La mujer helada es aquella que antepone al otro, a lo otro, a sí misma, que queda relegada durante toda su vida, hasta que el tiempo desgasta sus inquietudes, sus tenues deseos hasta corroerlos de tal modo que el óxido que los cubre impide reconocer qué escondían. Mujer helada. La historia en la que se termina siendo nadie, sintiendo náuseas, asqueada de las pautas, las obligaciones, la hinchazón en la demora de las gracias, el sutil envenenamiento de las tareas cotidianas…

Uno de los aciertos de la novela es que conocemos a la protagonista desde su infancia, la acompañamos, y somos testigos de cómo una sociedad al unísono la moldea (y quizás las sucesivas reimpresiones de la obra nos confirmen que tampoco el cuento ha cambiado tanto y que acaso estemos viviendo, a propósito de la mujer y de la independencia que a estas alturas de la presupone, un contrafactum, como se denomina en música al cambio de letra sin variación sustancial de la melodía).
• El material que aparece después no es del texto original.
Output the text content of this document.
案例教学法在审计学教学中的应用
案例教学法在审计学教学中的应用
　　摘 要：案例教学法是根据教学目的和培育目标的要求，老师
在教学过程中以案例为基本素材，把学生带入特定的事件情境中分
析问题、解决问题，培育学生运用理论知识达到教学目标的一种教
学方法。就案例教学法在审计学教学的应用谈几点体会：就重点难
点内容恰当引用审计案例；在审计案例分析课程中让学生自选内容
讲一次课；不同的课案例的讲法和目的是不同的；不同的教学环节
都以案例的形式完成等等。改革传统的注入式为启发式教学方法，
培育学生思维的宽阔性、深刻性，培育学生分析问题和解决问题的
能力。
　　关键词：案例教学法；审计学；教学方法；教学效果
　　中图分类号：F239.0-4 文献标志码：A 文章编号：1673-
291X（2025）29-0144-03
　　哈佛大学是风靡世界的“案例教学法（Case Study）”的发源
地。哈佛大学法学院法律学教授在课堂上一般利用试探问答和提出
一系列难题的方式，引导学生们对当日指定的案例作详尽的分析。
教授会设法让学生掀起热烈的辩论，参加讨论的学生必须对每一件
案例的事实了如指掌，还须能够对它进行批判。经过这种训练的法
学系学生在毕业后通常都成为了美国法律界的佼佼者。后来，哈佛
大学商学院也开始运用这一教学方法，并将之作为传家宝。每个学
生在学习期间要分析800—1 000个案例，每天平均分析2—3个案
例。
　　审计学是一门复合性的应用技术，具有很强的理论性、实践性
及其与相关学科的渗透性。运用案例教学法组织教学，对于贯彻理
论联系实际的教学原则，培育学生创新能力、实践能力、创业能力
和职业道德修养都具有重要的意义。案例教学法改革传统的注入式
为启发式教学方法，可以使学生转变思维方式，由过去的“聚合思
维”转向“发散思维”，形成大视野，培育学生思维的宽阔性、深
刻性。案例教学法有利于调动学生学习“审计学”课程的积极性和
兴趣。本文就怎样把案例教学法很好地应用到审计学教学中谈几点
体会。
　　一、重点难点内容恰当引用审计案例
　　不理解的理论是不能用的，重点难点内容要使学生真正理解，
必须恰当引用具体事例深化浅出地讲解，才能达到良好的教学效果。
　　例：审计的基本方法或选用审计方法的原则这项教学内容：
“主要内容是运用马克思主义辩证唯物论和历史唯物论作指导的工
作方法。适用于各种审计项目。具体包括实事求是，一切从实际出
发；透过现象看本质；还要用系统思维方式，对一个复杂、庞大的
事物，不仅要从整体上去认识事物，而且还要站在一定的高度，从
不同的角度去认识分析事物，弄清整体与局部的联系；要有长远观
Cuando la protagonista alcanza cierta madurez, observa que la sociedad distingue o divide a las mujeres en dos conjuntos demasiados genéricos –por tanto, demoledores en la aplicación de pertenencia-, las mujeres de bien (las que estudian, se casan, son madres y en cualquiera de sus facetas abnegadas) y las mujeres de moral despistada, las que provienen de la estirpe de la fatalidad. Pero la fatalidad auténtica es que ni siquiera los estudios, la intelectualización del pensamiento, la capacidad de autonomía en los planteamientos zurcidos sean suficientes para contrarrestar la soga asignada por el sistema. Pensar por sí misma no basta. Tampoco soñar.

Especialmente llamativo es la parte narrativa en la que se nos habla del embarazado, y de cómo quien lo experimenta lo vive casi como una afrenta, sobre todo el momento del parto (lo que nos lleva, de nuevo, a la poesía latinoamericana, al durísimo poemario de María Auxiliadora Álvarez, Cuerpo).

Una historia prosaica en la que no se muestra un acendrado interés por las palabras (su sonido, su textura), tampoco por el ritmo, por la sintaxis ni por reflejar lo elevado de la narración. Y sin embargo, el resultado es bellísimo. Marca de la casa normanda. Escuchen el arranque:

«Mujeres frágiles y vaporosas, hadas de manos suaves, pequeñas auras de sus casas a cuyo paso quedo surgen el orden y la belleza, mujeres sin voz, sumisas, por mucho que busque no veo tantas en el paisaje de mi infancia (…) las que llegan a buscar al niño a la escuela un cuarto de hora antes del timbre, con todas las tareas de la casa ya finiquitadas; las bien organizadas hasta la muerte».